Denn wenn ich nachts nach einer langen Nacht nach Hause komme, wenn die Abgase des Tages noch in der Großstadtluft liegen, der Geruch von Urin und Kanalisation in meine Nase steigt, wenn ich den Kopf in den Nacken legen will, um die Sterne zu zählen, weil es das ist, was mich in der Nacht weniger einsam fühlen lässt, und wenn ich stattdessen in mattes Orange und Grau blicke, einen lichtverschmutzten Großstadthimmel, gibt es nur eine mögliche Antwort: Dann zieht das Heimweh an mir, als schlinge sich ein unsichtbares Tau um meinen Rumpf. Dann fehlt mir die Luft und die Erde, die durch den Regen schöner werden, dann fehlen mir die Deiche und ihre Weichheit, ihre weibliche Form, die sich scheinbar nebensächlich und mütterlich den Gezeiten entgegenstemmt, nur damit wir Menschen hinter ihnen leben können. Mir fehlt das kalkarme Wasser für meinen morgendlichen Tee. Manchmal, da fehlt mir sogar die Gülle, die einzige Art von Scheiße, die für mich gut riechen kann.

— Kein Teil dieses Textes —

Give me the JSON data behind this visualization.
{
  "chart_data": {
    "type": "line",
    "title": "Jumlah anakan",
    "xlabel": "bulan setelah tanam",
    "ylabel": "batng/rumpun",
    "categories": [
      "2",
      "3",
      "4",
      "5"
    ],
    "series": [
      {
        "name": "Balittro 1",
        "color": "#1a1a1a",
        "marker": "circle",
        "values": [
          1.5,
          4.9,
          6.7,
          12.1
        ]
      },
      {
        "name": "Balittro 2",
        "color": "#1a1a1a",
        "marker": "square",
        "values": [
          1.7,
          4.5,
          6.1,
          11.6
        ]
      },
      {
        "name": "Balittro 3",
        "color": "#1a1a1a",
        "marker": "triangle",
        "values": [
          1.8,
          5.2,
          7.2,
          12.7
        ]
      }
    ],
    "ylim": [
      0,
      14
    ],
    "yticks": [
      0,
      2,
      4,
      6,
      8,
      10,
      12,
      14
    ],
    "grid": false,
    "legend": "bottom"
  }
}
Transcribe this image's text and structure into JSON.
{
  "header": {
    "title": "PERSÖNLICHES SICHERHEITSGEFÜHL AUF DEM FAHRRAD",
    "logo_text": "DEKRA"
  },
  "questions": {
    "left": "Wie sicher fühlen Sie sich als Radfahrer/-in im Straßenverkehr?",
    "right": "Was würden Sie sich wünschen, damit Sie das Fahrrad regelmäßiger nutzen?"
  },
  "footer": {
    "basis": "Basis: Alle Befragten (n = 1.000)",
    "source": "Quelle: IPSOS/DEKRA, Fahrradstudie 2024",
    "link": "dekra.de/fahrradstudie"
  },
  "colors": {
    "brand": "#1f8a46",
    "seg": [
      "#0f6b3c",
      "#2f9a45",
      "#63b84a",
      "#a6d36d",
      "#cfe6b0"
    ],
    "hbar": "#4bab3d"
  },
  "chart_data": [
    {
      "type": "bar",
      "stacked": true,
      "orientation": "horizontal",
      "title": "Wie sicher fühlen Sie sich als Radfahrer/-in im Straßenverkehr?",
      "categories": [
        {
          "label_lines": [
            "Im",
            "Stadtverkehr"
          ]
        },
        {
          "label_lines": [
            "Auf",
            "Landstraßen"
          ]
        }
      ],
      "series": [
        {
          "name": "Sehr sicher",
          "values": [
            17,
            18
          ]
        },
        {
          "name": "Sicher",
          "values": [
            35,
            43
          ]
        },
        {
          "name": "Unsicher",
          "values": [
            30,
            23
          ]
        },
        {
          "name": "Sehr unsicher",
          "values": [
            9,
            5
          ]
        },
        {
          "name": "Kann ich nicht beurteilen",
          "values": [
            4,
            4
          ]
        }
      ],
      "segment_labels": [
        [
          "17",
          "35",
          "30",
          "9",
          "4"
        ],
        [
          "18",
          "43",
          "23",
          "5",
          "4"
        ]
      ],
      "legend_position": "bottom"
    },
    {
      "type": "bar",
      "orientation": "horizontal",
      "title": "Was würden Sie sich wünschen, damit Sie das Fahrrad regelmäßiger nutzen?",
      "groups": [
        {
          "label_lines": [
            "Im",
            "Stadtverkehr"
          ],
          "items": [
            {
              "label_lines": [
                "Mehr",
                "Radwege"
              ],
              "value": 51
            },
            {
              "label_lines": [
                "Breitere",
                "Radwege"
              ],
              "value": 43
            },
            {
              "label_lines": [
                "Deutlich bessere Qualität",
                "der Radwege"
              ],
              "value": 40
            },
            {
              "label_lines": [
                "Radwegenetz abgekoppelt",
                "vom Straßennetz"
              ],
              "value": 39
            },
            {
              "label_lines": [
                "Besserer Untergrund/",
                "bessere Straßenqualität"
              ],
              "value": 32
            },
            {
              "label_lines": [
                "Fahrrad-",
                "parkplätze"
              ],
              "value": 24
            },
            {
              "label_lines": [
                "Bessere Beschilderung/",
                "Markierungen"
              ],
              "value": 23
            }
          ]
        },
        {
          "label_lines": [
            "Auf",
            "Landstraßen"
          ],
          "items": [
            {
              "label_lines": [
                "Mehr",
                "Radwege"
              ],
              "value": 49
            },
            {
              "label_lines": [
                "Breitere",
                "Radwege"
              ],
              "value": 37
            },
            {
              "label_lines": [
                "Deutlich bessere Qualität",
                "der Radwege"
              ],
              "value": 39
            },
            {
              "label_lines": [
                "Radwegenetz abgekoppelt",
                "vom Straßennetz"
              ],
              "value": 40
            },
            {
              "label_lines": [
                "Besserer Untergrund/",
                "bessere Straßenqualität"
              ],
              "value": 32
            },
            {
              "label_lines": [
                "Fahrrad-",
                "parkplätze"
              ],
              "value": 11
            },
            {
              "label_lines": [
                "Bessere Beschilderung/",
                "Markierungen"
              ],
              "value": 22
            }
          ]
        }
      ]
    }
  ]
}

Doch vor allem fehlt mir die Weite, die unendliche Weite, die dafür sorgt, dass sich meine Brust weniger zuschnürt, wenn einmal alles zu viel wird, wenn meine Lungen zu klein scheinen für das da draußen und ich all die Wucht des Nichts einsaugen kann, um weniger zu sein, um wieder ruhiger zu werden, um zu begreifen, dass es so viel Größeres als mich selbst gibt und mir das auf merkwürdige Art und Weise ein Trost ist.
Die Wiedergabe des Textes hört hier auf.